Des stations-service en mode galère
Dans des régions comme Vladivostok et le sud de la Russie, les automobilistes se retrouvent à faire la queue pendant des heures devant les pompes. À Vladivostok, le prix de l’essence a atteint 84 roubles par litre (environ un euro), ce qui surprend dans un pays habituellement adepte de l’énergie bon marché. Un usager local a même déclaré : « C’est vraiment la limite de ce qu’on peut payer pour la majorité des habitants de Vladivostok. »
Cet envolée des prix ne gêne pas seulement les portefeuilles, elle chamboule aussi le quotidien de ceux qui dépendent de leur voiture pour se déplacer. Dans le sud, la hausse continue des tarifs alimente la frustration générale.
Des frappes ukrainiennes qui chamboulent tout
Depuis le début de l’été, des drones ukrainiens ont ciblé sept raffineries majeures en Russie, réduisant ainsi la capacité nationale de raffinage de 10 à 15 %, ce qui a des répercussions sur le marché pétrolier mondial. Ces attaques ont aussi perturbé les livraisons via l’oléoduc Droujba vers la Hongrie et la Slovaquie, qui ont été suspendues pendant plusieurs jours. Mikhail Kroutikhine, expert du marché des carburants, explique que la capacité des raffineries russes a chuté d’environ 10 % à cause de ces frappes, et il s’attend à ce que les attaques se poursuivent, poussant les prix encore plus haut.
En Crimée, la situation est telle que les automobilistes se créent des groupes de discussion pour s’entraider à dénicher du carburant. Le gouverneur de Sébastopol, Mikhail Razvojaiev, admet un pic de consommation tout en essayant de rassurer : « Il est clair qu’il y a un pic de consommation… mais il est certain qu’il n’y aura pas de longues périodes de pénuries. »
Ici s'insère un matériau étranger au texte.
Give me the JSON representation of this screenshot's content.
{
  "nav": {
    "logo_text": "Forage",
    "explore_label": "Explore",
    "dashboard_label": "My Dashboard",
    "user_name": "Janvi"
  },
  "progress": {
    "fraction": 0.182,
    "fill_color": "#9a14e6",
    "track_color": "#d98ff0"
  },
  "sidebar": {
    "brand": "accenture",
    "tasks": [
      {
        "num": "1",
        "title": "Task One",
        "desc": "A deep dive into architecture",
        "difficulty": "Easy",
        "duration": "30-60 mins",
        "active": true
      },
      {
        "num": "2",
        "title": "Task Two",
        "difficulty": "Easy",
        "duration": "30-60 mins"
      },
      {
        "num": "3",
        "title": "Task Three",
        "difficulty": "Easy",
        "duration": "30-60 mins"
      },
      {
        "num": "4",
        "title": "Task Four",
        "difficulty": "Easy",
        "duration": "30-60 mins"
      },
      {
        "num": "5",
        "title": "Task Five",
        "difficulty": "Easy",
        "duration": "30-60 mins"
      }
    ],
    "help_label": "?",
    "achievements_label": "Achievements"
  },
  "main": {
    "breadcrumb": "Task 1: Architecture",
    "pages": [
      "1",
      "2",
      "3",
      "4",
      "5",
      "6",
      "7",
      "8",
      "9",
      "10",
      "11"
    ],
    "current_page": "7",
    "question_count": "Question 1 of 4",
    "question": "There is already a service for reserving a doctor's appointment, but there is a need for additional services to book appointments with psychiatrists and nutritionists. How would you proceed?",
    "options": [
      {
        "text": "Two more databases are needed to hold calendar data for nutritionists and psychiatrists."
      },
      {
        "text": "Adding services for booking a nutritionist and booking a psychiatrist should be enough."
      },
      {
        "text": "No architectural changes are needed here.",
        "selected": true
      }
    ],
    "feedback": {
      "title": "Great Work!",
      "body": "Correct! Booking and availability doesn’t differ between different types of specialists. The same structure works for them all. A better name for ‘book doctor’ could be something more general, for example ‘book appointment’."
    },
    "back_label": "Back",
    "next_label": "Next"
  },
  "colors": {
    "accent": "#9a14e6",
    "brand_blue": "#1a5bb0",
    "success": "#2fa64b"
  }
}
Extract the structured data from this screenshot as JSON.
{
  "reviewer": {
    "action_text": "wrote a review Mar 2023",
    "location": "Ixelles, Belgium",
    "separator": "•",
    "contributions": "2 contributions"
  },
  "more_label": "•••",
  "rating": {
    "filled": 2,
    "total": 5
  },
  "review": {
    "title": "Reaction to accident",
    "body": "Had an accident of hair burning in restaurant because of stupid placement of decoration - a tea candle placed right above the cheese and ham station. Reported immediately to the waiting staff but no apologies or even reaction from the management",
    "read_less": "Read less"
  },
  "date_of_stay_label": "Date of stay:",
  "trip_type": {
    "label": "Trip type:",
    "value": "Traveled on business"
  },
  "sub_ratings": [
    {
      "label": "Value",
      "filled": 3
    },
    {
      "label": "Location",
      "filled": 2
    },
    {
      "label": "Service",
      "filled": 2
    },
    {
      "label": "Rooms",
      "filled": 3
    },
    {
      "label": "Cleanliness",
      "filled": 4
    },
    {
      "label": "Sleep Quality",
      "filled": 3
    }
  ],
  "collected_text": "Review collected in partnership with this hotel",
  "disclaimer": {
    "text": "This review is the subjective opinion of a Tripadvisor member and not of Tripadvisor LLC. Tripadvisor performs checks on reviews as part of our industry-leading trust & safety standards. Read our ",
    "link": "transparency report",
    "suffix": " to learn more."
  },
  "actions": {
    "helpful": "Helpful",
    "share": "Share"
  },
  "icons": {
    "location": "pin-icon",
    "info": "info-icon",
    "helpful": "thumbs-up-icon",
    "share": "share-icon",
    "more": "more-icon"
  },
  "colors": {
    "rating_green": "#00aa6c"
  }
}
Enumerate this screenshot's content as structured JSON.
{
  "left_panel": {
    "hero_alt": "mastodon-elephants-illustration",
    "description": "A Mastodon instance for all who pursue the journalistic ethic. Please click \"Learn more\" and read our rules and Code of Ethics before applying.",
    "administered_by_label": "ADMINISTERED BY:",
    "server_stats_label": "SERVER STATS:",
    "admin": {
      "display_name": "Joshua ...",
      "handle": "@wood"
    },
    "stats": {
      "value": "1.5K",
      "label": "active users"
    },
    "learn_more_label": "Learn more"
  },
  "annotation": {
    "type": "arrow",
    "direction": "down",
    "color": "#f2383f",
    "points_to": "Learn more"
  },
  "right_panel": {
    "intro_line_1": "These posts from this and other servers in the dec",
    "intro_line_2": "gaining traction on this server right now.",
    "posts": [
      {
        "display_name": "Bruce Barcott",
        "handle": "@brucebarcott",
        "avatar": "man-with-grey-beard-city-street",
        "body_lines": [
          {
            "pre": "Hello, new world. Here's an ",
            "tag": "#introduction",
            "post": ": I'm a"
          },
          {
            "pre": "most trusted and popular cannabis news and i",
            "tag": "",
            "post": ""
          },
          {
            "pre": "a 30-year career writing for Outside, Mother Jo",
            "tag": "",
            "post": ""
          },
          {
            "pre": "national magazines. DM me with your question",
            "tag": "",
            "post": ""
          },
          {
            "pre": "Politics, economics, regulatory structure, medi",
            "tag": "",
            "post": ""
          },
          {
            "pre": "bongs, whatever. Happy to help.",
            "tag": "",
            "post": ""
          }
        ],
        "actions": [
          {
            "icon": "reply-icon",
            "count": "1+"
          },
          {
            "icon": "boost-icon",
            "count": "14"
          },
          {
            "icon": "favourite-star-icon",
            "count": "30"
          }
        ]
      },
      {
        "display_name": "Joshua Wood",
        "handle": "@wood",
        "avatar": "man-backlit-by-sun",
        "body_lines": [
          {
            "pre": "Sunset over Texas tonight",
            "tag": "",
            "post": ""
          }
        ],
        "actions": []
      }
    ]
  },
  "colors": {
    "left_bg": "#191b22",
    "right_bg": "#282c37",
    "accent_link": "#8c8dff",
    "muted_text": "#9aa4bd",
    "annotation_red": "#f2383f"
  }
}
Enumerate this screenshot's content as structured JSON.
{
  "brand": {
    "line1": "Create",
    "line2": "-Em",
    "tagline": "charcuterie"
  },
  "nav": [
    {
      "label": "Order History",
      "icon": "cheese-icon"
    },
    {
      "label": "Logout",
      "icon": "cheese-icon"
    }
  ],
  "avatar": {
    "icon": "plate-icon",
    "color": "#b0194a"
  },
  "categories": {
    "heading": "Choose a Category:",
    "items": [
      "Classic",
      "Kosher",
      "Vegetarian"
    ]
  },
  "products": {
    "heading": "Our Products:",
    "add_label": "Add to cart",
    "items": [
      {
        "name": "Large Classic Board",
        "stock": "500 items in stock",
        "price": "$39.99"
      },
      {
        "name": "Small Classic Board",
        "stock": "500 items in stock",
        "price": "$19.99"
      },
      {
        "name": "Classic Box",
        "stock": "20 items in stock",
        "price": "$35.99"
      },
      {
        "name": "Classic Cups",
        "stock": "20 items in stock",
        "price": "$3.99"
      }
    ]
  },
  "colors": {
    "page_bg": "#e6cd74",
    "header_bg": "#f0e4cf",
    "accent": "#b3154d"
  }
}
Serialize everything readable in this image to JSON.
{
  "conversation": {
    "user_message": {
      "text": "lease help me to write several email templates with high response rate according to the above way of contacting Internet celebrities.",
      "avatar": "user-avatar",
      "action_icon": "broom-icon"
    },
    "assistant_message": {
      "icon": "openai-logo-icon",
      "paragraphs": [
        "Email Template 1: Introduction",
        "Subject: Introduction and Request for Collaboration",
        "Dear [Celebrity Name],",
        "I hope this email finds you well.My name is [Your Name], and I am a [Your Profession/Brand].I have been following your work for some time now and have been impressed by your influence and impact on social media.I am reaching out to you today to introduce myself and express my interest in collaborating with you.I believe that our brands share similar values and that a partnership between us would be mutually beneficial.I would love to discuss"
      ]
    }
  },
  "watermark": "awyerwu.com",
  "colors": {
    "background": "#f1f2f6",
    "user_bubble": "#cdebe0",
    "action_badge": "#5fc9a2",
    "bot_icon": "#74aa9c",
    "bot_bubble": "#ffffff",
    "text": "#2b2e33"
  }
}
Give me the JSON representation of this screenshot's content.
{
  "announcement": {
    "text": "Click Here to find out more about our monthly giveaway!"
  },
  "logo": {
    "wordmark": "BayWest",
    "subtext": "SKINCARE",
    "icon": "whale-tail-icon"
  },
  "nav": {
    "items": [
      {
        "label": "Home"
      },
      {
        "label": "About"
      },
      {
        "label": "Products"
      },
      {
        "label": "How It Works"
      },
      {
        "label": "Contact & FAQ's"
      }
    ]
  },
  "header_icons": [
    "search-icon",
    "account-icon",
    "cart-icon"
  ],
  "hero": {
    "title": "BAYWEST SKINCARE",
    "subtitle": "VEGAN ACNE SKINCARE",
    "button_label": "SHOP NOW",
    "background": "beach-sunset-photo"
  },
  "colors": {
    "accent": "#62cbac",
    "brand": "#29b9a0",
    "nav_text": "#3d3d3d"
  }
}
La réaction des autorités et la suite
Officiellement, le gouvernement russe minimise l’effet des sanctions américaines sur cette situation et affirme qu’elle est passagère. Selon le ministère russe de l’Énergie, la hausse des tarifs s’explique surtout par « la demande saisonnière élevée et aux travaux agricoles ». Cette explication ne convainc pas tout le monde et ne semble pas apaiser les inquiétudes grandissantes parmi la population.
Les réparations pour remettre en état les infrastructures abîmées sont rendues difficiles par les sanctions internationales qui limitent l’accès aux pièces détachées indispensables. On peut donc s’attendre à ce que la normalisation prenne du temps.
Face à cette situation compliquée, les autorités russes doivent s’occuper des problèmes immédiats tout en cherchant des solutions durables pour stabiliser l’approvisionnement en énergie. Pour beaucoup d’experts, comme Mikhail Kroutikhine, le défi principal réside dans la gestion optimale des ressources disponibles tout en se préparant à de futures attaques qui pourraient encore aggraver la situation.